The Power of a Program
Barber agrees that building relationships is key and an important marketing component regardless of which marketing venue a person chooses. Since those relationships are significant, he said, the more information you can give your buyer, the stronger the relationship becomes.
“Believe that more information is better, and information is power,” Barber said.
The information that he advocates for leads to premiums paid to the seller through value-added programs. A myriad of value-added programs exists for the producers whose management styles allow for the time and additional resources to meet the program requirements. Programs are available for genetics, health protocols, nutrition and more. Superior introduced its first value-added program in 1995, with its first-ever vaccination programs, and has since led the way with other programs. Today, sellers can earn premiums from more than a dozen programs when selling through Superior.
“You can tell the cattle that are verified-natural, NHTC and GAP are bringing a premium across the board, regardless of what the market is. If I’m a producer and I want to capture the highest premium, I’d want to do all that, but it takes work. There are definitely more resources that go into it, but to me the premiums they are going to receive, regardless of the market, makes it worth the effort,” Barber said.

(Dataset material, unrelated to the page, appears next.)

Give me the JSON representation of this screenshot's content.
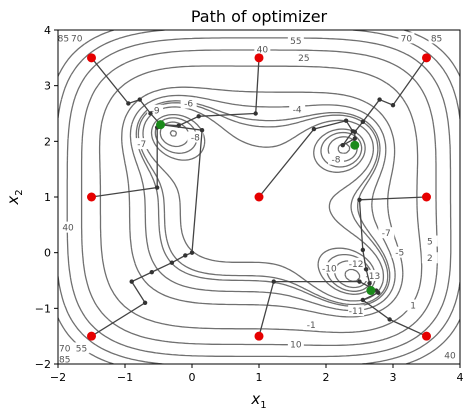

BioZyme® Inc., makers of the Gain Smart mineral, became the first-ever and 2018 exclusive nutrition company for Superior Livestock Auction’s value-added programs. Two nutrition programs are available to sellers, VitaFerm Raised and Gain Smart. The VitaFerm Raised and Gain Smart Programs were designed to ensure that calves have been on a high-quality nutrition program, an important part of overall health, important to both the seller and the buyer. Calves sold through Superior were either being raised on a cow that was being fed the VitaFerm mineral, or calves that had been weaned previously were being supplemented with Gain Smart.
Barber said anyone that is interested in marketing their cattle through Superior should contact him or their Fort Worth office prior to calving so they can introduce them to a rep in their area to start making management and marketing plans for the calf crop before it hits the ground. This helps ensure they have the best chance to receive the most premiums on the cattle they are selling.
It’s good to have choices, and when it’s time to market your feeder calves, you have several choices. Sell them via a local auction market, build long-lasting relationships with a buyer or discover added premiums through value-added programs. Whichever venue you choose, make sure you have a load lot, group by uniformity and keep health and nutrition top of mind.